WELLINGTON, June 15 (Reuters) - New Zealand dairy company a2 Milk ATM.NZ raised its full-year revenue and profit forecasts on Wednesday as demand from China remains strong, sending its shares soaring as much as 19 percent to their biggest one-day gains in six months.
The company, which sells specialized liquid milk and infant formula, now expects group revenue to be in a range of NZ$350 million ($244.16 million) to NZ$360 million versus a prior forecast of NZ$335 million to NZ$350 million given in February. The company is due to report results for the year ending June 30, 2016, in August.
Operating EBITDA will be in a range of NZ$52 million to NZ$54 million, it said, versus a NZ$45 million to NZ$49 million range it forecast in February.
The new forecasts, its fourth revision in the current financial year, come as plunging dairy prices hurt farmer incomes but bolster the earnings of companies that benefit from low ingredients costs.
Dairy giant Fonterra reported a 123 percent jump in its first-half net profit in March helped by demand for its higher-value products, but it continued to pay its farmer shareholders a below break-even price for their milk. Milk shares were up 13.4 percent at NZ$1.78 in late trading on Wednesday, after hitting the day's high of NZ$1.87 earlier.

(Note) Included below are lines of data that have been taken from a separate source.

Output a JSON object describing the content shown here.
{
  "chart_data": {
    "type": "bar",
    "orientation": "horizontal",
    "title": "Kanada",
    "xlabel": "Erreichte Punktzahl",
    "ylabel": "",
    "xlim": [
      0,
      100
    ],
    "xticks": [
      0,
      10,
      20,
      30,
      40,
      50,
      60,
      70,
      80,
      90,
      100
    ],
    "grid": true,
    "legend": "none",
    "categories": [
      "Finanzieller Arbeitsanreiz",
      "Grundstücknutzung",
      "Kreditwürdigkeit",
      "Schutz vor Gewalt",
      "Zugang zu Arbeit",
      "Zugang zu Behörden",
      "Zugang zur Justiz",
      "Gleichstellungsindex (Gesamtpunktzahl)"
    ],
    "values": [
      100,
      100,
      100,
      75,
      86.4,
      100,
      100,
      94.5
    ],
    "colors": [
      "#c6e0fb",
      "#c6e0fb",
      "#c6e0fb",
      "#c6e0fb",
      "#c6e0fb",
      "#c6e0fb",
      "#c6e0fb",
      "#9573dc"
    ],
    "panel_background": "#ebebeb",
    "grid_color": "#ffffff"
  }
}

The company produces liquid milk and milk formula containing a protein which some drinkers consider to be easier to digest than regular milk. Key markets for its flagship Platinum infant formula include Australia and China.
a2 Milk said on Wednesday that it continues to perform strongly, despite the fact that China has imposed a series of regulations to tighten supervision of baby formula, requiring producers to register and secure permits to sell their products. company sells through online retailers and in shops in China.
The quality of milk and infant formula in China has been a sensitive topic after a series of scandals from 2008 when milk contaminated by the industrial chemical melamine killed at least six children and caused thousands to fall ill.
The higher forecasts and the stock's inclusion in the S&P/ASX 200 index .AXJO from next week mean shares have more room to rise, said Macquarie Equities broker Brad Gordon.
"There will be plenty of demand for those shares," he said.